Visto desde una perspectiva antropológica, el adefesio salta a la vista. Escuchar el himno nacional cuando se viaja en un circular Coonatra o cuando se fuma en una cafetería no es la vía para valorizarlo, sino todo lo contrario. Sacado del contexto ceremonial, desconectado de los significados y los sentimientos que se espera que suscite, un símbolo sólo puede degradarse. La ley de marras, antes que enaltecer el himno, lo ha puesto al nivel de los vallenatos, los lamentos de Shakira y el folclor de las narraciones futboleras. A propósito de este deporte, hay que decir que el problema va más allá de las emisoras y de lo decretado en 1995. En los más de 40 años que llevo siguiendo la liga colombiana, he podido ver que el himno nacional se canta en escenarios que, como los del fútbol, están más cerca de la riña de gallos que de las batallas por la independencia, además de que, como es claro, en un partido Medellín vs Jaguares o Huila vs Chicó no está puesto en juego ningún valor patrio.
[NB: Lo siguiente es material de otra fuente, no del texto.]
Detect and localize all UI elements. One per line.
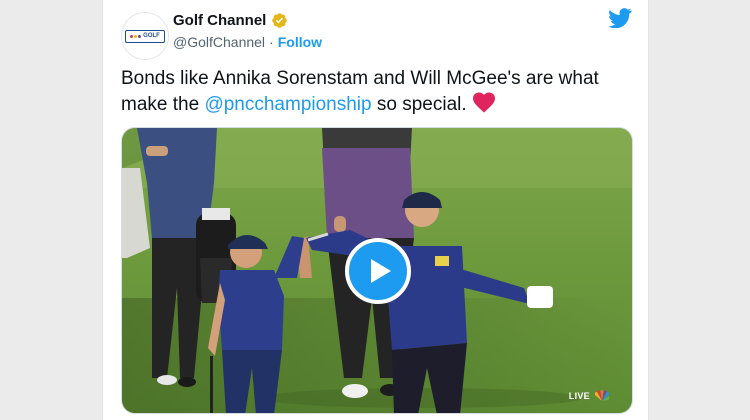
tweet-text: Bonds like Annika Sorenstam and Will McG… bbox=[121, 66, 631, 117]
mention-link[interactable]: @pncchampionship bbox=[204, 94, 371, 115]
author-display-name[interactable]: Golf Channel bbox=[173, 12, 266, 29]
verified-badge-icon bbox=[272, 13, 288, 28]
author-handle-row: @GolfChannel · Follow bbox=[173, 34, 322, 50]
handle-separator: · bbox=[269, 34, 274, 50]
play-button[interactable] bbox=[345, 238, 411, 304]
follow-button[interactable]: Follow bbox=[278, 34, 322, 50]
tweet-embed-card: GOLF Golf Channel @GolfChannel · Follow … bbox=[102, 0, 649, 420]
twitter-bird-icon[interactable] bbox=[608, 8, 632, 28]
avatar-logo-text: GOLF bbox=[143, 33, 160, 39]
video-player[interactable]: LIVE bbox=[121, 127, 633, 414]
author-handle[interactable]: @GolfChannel bbox=[173, 34, 265, 50]
live-badge: LIVE bbox=[569, 390, 610, 401]
red-heart-icon bbox=[472, 92, 495, 113]
tweet-text-end: so special. bbox=[371, 94, 472, 115]
author-name-row: Golf Channel bbox=[173, 12, 288, 29]
live-label: LIVE bbox=[568, 390, 590, 401]
avatar[interactable]: GOLF bbox=[121, 12, 169, 60]
golf-channel-logo: GOLF bbox=[125, 29, 165, 43]
play-icon bbox=[370, 259, 391, 283]
nbc-peacock-icon bbox=[130, 34, 142, 38]
nbc-peacock-icon bbox=[594, 390, 610, 401]
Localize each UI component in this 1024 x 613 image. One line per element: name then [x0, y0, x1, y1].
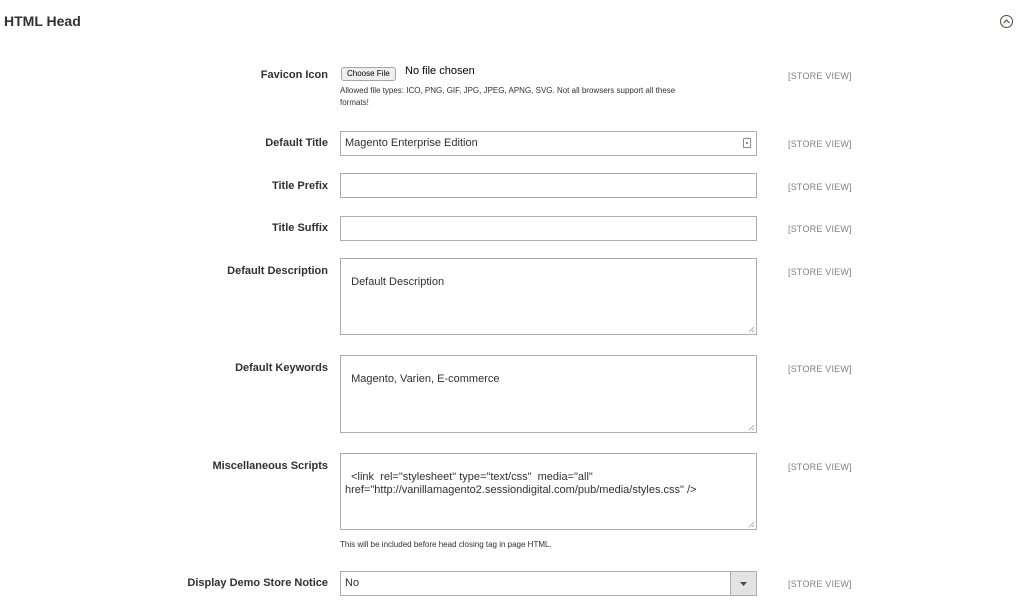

El himno nacional, cantado en la antesala de nuestros banales partidos de provincia, no es otra cosa que un calco caricaturesco, ejecutado con tontería de loro viejo, de lo que ocurre en los mundiales de fútbol, en los cuales el contexto es, a todas luces, otro. En los mundiales se cantan los himnos no porque se vaya a jugar al fútbol —un juego no puede confundirse con una ceremonia—, sino porque dos experiencias o sensaciones nacionales se enfrentan la una a la otra. De ahí que el himno que se cante a todo pulmón en el Atanasio Girardot sea el de Gonzalo Vidal y Epifanio Mejía, y no el de Oreste Sindici y Rafael Núñez. Cuando este suena, los niños juegan y los adultos conversan.
La forma más eficaz de conservar el estatus de un himno no es publicitarlo, sino esconderlo, o mejor, reservarlo. Los pelos se ponen de punta y las lágrimas afloran solo cuando las canciones nacionales se corean en los espacios o momentos especiales. Mutatis mutandis, es lo que ocurre con el himno de la Universidad de Antioquia, el cual, en esencia, apenas suena en los grados y en las premiaciones institucionales de octubre, sin que se lo malbarate en los consejos de Facultad o en los torneos del «Aeropuerto». Por obra de esa celosa administración de nuestra canción —en virtud de esa cauta avaricia para emitirla— es que, incluso, los graduandos más irreverentes y anarquistas se sobrecogen cuando, al final de la ceremonia en que les han dado el diploma, se los invita a entonarla. Entonces una musa misteriosa, nada cotidiana ni callejera, posee los espíritus y los colma, así sea transitoriamente, con la emoción ilusoria de la identidad.